Can you please change the Server Admin module to allow you to select user accounts by searching the comments field (a bit like you can in Macintosh Manager 2).  I have a large number of accounts and I want to delete specific groups of them, but I cannot select a group, nor can I select by the tag i've entered in the comments field.  Selecting via account number is not useful enough, especially when our accounts are imported and created automatically from a database, and those ids are sequential...

Also - why is Macintosh Manager a piece of crap?!?

The first year it came out we attempted to run our University environment in it.  We wound up disrupting an entire semesters worth of classes because of:

1/  instability and crashes (login and panels seem to run out of memory all the time)

2/  speed - the network logins are really slow - even on a 100BT switched network!

3/  applications that won't run within the environment

This caused a lot of aggravation and basically made the macs look bad again!  It's already difficult enough to get the PC-heads to buy Macs...

So anyway out comes v2 of Macintosh Manager and we thought okay, lets give it a go with OSX because we needed an integrated security environment.  It looked to be okay except:

1/  speed still a big issue!!

2/  applications that still won't run!!! big problem!

3/  It seems to get slower and slower the longer your logged into the environment!!!

Quark and Dreamweaver won't run properly because within the protected Applications folder they can't write to themselves?!?  They behave themselves if you move them to the unprotected root and out of Applications.

However, Adobe Premiere 5 and 6 and Vectorworks won't run at all - even with the security features all turned off!!  These products we've only been able to get to run when we completely disable Macintosh Manager!!!

So once again we're screwed!!  I'm now forced to make the Macintosh's in the labs unsecured again!!!  SO we're back to have trashed applications, messy hard drives, games, porn, and all the crap that generally makes my job a lot more difficult again!!!

Please Apple make up your mind if your going to support this product or not, and if you are fix the bloody thing so it works properly!!!

Why can't it secure particular folders?!?  Why can't you set up access priveleges for those folders?!?!  Restricted Finder makes life even more difficult - panels are just flat-out insulting to university users, and Finder with security restrictions still gives problems!
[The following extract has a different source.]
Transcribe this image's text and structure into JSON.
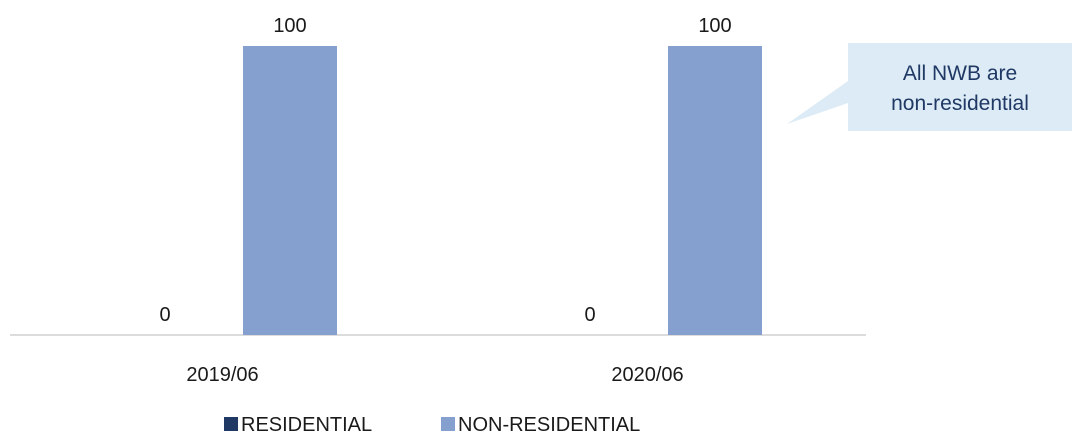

I really hope someone from Apple reads this!! I'd like to hope that there is some support for us little New Zealand mac people out there as our local suppliers are shit!!! (excuse my french!)  They don't return calls, they spend most of there time explaining why they won't help us, they seem to be utterly clueless (and more interested in trying to drag me through their $1500 courses for subjects I probably know more than them about!!!!) not to mention it takes 3 months to get a mac delivered here......  AAARRRRRGGGGHHHH!!!!  (another mac support guy goes psycho and is locked up...)


----------